Friday, February 20, 2009

Congratulations on Winning the Martial Arts Tournament!

Well, after yesterday’s devastating predictions your future might seem pretty grim. And it is, but not for those reasons (you’re eventually going to learn from us that your son is going to kill you and, in an act of hubris, force him out of your home at a young age ultimately ensuring your demise at his hands) so we thought we’d give you some follow up news right away to get your spirits back up.

So, to recap, your wife left you, you lost the tournament, and you lost your best friend. But once you’d lost everything you felt like you finally had the resolve to follow your dreams.
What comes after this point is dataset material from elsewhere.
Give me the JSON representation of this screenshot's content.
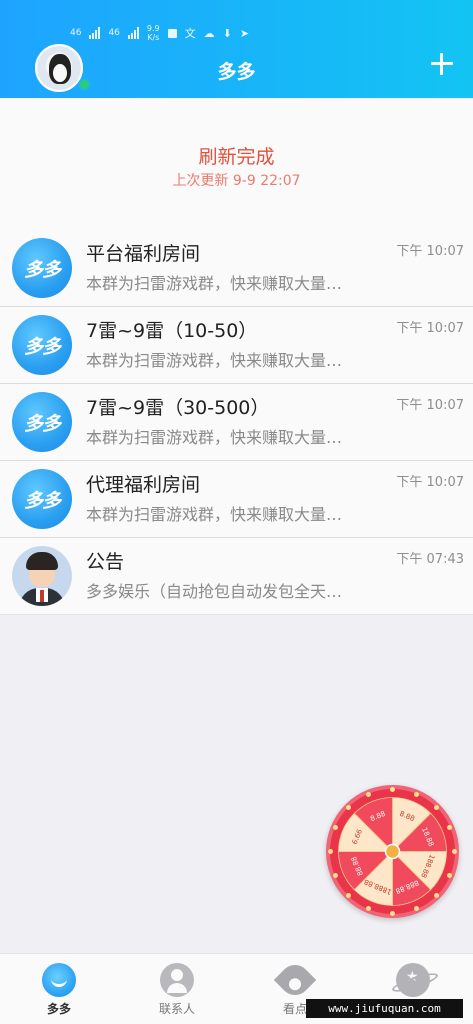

First you’re going to take up smoking, then give it up. This is going to be tough. Quitting smoking is one of the hardest things you’ll ever do (you’ve had a pretty easy life) and even after that it’ll be a while before you get back in the saddle and start roundhousing it up.

Once that dream’s been accomplished you’re going to have a moment where you realize you’ve always taken Gwen for granted, fuck her and then marry her in a small civil ceremony conducted by your dad.

Once you’ve got the perceived love of a good woman at your back again you’ll be able to train so hard at Tae Kwan Do that you’ll become a force of nature. Every kick will be a thunderbolt, every punch a much, much smaller thunderbolt of similar origin and nature.

By this time roughly a year will have passed, and it’ll be time to enter the tournament. You’ll enter as a running joke now, a highly publicized cuckold who couldn’t fight without a lady going ra ra ra from the corner, but the jeers will be silenced after your first round in the tournament where you totally dominate a guy with roundhouses.

You’ll excel at the tournament once more, and your detractors will quickly come to root for you. Yours will be a tale of true redemption, and when you face the man you fought in the finals last year he’ll smile as you roundhouse him, knowing that this time the better man truly has won.

Then you’ll go on to the final bout against Sean. Sean and your ex-common-law-wife will, by now, have had two kids. They’ll watch in horror from the sidelines as you unleash your newfound fury upon Sean’s body. He’ll never walk again, but you’ll have a ribbon to tie to that little belt thing you’re wearing. If that isn’t worth crippling an old friend over I don’t know what is.

So...congratulations on winning the martial arts tournament, I guess. We’d all feel more comfortable if you took anger management classes instead of kicking people, though. We’re all glad you came to terms with your horrible breakup, but you were a lot cooler before you got so angry.